Air pollution remains our ultimate enemy that we have created over the years. Little do we know how it is affecting our health and life, like a slow poison. Various researches are done to find the ultimate solution and in one recent interesting research painting with light shows photo evidence of air pollution.

Paint with light, an initiative by the University of Birmingham, where researchers and scientists joined hands to make invisible air pollution visible. Also, to demonstrate various health risks posed to people working and living in the UK, Ethiopia, and India.

The team produced photographic evidence by combining low-cost air pollution sensors and digital light painting. The experiment illustrated pollution levels in different cities across 3 countries.  All this is a part of the Air of the Anthropocene project that has stimulated discussion around the impact of air pollution.

Artist Robin Price and the University of Birmingham environmental scientist Prof. Francis Pope created this project. Low-cost air pollution sensors measures PM mass concentrations. It took the sensors’ real-time signal and controlled a moving LED array. The array was programmed to flash more rapidly as PM concentration increased.

The Process of Painting With Light

  • As the artist moves the LED in front of camera, a long exposure photograph is taken.
  • During this, the flash becomes a dot on the photograph.
  • Since the artist is moving, he is not visible in the picture.
  • However, LED flashes are seen as they are bright. Thus, the more light dots on the photo means higher PM concentrations.

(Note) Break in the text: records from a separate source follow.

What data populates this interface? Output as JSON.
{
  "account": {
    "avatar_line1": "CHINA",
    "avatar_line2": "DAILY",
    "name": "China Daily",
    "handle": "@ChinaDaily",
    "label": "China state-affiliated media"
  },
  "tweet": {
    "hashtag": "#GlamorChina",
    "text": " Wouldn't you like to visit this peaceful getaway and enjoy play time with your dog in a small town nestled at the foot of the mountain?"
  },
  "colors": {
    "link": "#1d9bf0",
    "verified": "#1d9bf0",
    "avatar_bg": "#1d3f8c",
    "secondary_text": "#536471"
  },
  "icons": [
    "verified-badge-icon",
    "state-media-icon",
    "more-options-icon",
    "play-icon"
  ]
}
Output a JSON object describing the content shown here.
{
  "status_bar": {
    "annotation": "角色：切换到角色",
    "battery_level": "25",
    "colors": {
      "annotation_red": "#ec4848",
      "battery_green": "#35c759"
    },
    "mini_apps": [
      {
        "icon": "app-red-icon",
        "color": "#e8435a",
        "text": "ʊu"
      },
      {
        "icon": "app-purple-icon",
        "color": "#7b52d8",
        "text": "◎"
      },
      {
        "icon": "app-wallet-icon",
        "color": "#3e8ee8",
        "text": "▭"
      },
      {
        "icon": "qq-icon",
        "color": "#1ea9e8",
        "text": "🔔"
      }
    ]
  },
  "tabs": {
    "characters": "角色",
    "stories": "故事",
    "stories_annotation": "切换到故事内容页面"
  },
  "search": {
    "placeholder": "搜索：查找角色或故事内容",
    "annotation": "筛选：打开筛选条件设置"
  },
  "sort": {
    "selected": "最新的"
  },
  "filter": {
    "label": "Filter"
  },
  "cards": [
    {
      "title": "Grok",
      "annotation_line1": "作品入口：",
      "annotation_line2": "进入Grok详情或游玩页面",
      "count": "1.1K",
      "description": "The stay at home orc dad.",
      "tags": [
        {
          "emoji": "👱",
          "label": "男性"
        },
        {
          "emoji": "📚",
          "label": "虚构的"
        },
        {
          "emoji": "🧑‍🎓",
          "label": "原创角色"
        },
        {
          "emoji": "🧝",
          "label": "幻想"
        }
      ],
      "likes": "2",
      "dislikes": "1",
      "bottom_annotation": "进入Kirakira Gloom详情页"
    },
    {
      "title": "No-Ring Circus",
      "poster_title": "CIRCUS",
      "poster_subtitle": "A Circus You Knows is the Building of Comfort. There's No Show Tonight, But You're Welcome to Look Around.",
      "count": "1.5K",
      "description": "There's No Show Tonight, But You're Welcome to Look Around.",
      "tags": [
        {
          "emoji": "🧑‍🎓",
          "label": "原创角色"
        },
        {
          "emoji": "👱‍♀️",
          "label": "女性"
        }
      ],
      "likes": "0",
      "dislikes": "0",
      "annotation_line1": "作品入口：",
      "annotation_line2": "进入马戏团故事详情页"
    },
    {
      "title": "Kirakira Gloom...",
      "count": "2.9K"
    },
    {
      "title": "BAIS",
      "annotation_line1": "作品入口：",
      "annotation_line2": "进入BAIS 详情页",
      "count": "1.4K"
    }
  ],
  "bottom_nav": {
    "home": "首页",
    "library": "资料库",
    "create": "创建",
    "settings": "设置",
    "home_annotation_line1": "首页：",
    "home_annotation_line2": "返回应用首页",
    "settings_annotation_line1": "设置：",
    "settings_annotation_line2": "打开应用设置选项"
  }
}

  • Ethopia – Here, air pollution varies dramatically between different locations here. PM2.5 levels in a kitchen using biomass stoves, that is 20 times greater than PM levels measured in areas nearby.
  • India – 2 children’s playgrounds in Delhi (1 in urban and other in rural Palampur), 500 km apart. PM2.5 is in Palampur playground that is at least 12.5 times less than PM levels in Delhi playground.
  • United Kingdom – In Wales, around the Port Talbot steelworks, large variations in air pollution are present. PM5 concentrations are in the range of 30-40 mg/m3 when the hourly average recorded is 24 mg/m3.

Exhibiting the Dangers – Air Pollution Evidences through Painting with Light

An exhibition of the Air of the Anthropocene project shows in a gallery in Los Angeles, Birmingham, and Belfast. The UN-Habitat, UN International Organization for Migration (IOM), the Foreign, Commonwealth, and Development Office (FCDO) are using the project to raise air pollution awareness. Four commissioned pollution light paintings and texts are to be displayed in Kampala, Uganda.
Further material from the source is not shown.